All of this waste goes to the sprawling compost facility, tucked away in the woods across from the UT Medical Center, where it is placed into 80-foot rows and rotated weekly for five to six months, until it becomes soil-like compost which is then supplied to other facilities across campus.

Wayne Mason, compost operations specialist, said that there is a special recipe for the waste at the facility which is “a dash of food waste with a dash of wood chips and a few leaves here and there” to achieve the right balance of carbon and nitrogen.

The composting program exists mostly out of sight of students, but Mason said the office is trying to change that. A new composting logistics coordinator will work to bring composting into dining halls and dorms, so that students, staff and faculty can have a more direct role in composting. This includes introducing compostable to-go plates and silverware so that all waste can be diverted.

“No one likes sorting their trash when they’re done with that, and it’s the hardest thing to teach people to do,” Mason said. “But if you make it to where the only thing that people are interacting with are compostable items, then you only have to provide compostable bins. So there is no thought process, it kind of goes back to the days of single stream, except that whole single stream is sustainable.”

Mason was a physics major while attending UT, but like many of the students who complete the office’s internship or volunteer for the office, he got hooked on the work and has been doing it ever since.

“Sustainability is kind of a way of life. I call it the sustainability bug, so to speak,” Mason said. “The craziest thing is how addictive that kind of work is, because you’re making an impact, very visually, all day, every day.”
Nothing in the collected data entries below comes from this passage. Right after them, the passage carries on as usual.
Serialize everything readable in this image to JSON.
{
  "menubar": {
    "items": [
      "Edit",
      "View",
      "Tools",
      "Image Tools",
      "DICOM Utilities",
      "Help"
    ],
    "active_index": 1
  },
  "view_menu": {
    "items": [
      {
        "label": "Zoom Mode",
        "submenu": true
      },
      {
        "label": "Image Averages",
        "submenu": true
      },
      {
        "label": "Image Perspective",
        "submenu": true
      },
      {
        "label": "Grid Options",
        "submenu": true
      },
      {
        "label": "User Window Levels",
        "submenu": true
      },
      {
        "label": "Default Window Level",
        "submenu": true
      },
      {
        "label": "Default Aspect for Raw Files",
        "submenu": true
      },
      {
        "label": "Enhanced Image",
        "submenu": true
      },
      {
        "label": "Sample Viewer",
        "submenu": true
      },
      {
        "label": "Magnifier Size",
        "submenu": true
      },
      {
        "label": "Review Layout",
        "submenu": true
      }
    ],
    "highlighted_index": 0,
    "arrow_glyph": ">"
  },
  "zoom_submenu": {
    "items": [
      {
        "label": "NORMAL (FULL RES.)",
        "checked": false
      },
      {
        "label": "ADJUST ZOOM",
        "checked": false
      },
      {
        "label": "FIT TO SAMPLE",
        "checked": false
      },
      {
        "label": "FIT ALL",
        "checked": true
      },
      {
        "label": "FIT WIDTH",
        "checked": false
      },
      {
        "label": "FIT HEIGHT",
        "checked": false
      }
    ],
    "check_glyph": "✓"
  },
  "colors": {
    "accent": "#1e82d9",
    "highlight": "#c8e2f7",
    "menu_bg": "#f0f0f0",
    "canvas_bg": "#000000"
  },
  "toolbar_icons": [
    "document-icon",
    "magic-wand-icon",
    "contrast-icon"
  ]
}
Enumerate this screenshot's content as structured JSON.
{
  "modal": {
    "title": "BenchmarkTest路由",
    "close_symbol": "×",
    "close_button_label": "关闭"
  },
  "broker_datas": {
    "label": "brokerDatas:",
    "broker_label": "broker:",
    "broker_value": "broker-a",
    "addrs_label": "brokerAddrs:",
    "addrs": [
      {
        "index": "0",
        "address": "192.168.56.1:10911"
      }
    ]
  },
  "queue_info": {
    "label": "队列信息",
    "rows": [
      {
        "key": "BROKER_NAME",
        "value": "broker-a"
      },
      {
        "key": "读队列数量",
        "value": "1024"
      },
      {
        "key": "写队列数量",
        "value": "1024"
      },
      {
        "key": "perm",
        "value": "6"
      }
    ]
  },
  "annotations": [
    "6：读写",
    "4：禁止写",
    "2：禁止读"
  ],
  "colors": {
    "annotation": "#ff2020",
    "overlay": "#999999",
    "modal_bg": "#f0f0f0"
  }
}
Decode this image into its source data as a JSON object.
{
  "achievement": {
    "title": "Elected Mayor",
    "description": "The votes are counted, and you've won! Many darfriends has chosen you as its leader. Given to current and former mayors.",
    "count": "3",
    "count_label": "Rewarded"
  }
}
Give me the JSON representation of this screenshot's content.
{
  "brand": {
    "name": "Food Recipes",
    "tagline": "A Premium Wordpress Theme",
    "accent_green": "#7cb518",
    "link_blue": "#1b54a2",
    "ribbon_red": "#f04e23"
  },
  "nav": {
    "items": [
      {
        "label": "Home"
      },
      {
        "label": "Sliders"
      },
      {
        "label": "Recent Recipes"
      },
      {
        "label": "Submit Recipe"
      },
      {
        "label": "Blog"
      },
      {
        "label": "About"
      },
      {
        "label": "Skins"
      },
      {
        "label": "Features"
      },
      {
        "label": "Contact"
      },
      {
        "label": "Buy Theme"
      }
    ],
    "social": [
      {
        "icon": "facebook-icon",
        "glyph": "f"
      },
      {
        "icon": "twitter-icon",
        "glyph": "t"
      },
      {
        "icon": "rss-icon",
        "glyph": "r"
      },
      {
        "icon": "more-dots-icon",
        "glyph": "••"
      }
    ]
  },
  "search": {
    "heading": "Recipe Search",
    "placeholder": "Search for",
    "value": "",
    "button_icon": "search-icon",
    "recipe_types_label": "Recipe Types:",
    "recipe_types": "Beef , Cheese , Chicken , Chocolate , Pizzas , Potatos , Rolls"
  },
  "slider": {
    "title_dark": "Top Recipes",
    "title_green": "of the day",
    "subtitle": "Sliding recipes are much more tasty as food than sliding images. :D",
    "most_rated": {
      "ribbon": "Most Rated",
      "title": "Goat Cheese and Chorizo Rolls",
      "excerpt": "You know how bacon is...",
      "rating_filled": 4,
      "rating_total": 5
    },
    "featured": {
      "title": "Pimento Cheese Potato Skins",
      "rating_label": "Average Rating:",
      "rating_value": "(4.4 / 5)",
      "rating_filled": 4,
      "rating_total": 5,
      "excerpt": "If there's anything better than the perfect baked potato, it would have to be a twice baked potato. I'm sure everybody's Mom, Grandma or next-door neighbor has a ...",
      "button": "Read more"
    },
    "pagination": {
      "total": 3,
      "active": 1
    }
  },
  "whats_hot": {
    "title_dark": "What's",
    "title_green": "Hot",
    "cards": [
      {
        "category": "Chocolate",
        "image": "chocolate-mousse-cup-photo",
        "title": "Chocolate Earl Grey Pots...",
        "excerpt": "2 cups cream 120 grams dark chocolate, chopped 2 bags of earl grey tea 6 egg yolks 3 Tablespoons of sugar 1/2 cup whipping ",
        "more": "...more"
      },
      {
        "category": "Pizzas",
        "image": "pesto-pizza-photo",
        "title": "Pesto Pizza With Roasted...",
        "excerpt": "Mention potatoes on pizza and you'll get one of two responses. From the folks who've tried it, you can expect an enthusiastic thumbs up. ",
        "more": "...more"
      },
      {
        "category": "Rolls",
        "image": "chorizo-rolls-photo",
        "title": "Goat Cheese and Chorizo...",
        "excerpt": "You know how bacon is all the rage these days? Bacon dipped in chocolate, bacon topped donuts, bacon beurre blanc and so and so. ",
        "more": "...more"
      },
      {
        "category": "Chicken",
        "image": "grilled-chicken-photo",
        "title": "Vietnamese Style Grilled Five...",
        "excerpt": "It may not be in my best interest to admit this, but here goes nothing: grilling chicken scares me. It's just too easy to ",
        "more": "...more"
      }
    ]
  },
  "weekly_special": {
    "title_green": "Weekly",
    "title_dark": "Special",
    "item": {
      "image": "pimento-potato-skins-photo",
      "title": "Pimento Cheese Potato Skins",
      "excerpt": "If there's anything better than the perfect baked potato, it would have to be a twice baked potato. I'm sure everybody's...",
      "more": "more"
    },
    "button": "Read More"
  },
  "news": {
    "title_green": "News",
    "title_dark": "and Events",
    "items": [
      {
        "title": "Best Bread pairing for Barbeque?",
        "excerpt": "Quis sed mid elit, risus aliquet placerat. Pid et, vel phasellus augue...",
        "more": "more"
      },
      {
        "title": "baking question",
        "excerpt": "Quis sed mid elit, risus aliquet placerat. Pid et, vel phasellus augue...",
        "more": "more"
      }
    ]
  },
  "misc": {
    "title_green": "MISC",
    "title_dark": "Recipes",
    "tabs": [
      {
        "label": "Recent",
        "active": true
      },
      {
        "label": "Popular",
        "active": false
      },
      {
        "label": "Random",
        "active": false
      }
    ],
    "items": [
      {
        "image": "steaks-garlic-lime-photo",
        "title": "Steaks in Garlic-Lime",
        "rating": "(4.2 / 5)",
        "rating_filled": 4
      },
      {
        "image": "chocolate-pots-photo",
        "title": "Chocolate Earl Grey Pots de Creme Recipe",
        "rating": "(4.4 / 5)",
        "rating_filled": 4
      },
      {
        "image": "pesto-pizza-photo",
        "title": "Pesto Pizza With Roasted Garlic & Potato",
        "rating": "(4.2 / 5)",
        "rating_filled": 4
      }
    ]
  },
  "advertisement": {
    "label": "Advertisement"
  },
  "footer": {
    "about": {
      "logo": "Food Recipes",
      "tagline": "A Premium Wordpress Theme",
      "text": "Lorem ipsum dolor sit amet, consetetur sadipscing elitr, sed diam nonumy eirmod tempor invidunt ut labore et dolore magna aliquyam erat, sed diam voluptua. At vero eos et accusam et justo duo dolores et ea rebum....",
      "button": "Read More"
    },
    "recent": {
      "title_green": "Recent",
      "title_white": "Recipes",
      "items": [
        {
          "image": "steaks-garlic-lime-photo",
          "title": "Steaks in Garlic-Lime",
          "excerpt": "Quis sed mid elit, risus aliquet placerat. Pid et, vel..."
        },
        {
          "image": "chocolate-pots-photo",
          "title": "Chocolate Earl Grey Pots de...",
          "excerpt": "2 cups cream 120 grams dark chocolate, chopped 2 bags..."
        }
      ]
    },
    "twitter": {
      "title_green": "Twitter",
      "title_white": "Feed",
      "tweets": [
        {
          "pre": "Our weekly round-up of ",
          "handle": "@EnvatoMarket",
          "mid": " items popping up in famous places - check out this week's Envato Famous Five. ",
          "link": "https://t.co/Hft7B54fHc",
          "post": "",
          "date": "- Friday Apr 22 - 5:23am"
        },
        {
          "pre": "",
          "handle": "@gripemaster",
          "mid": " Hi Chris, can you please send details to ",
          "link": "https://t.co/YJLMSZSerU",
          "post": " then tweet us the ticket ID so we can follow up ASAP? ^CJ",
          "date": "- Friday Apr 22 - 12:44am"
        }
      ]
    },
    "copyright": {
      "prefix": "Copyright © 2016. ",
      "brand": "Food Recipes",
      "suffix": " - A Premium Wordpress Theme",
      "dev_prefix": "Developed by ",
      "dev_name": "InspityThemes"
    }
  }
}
Mason is the only full-time staff member in the composting program, a fact that reflects a broader pattern of student leadership in the Office of Sustainability. He encouraged any student who is interested in environmental activism to become a volunteer or a paid member of the office.

The office has long term goals, including a 20-page master plan with goals to reach 50% waste diversion by 2030 and carbon neutrality by 2061. The office has also created separate color-coded “Sustainability Playbooks” for students, staff, faculty and administrators which are designed help the UT community understand how to lower their negative environmental impact.

The close attention the Office of Sustainability pays to educating students on how to live more sustainably is integral to their role on campus. The staff has come to love their jobs, and they want other people to love it too.

“It’s definitely a passion kind of thing,” Mason said. “People love to do this work.”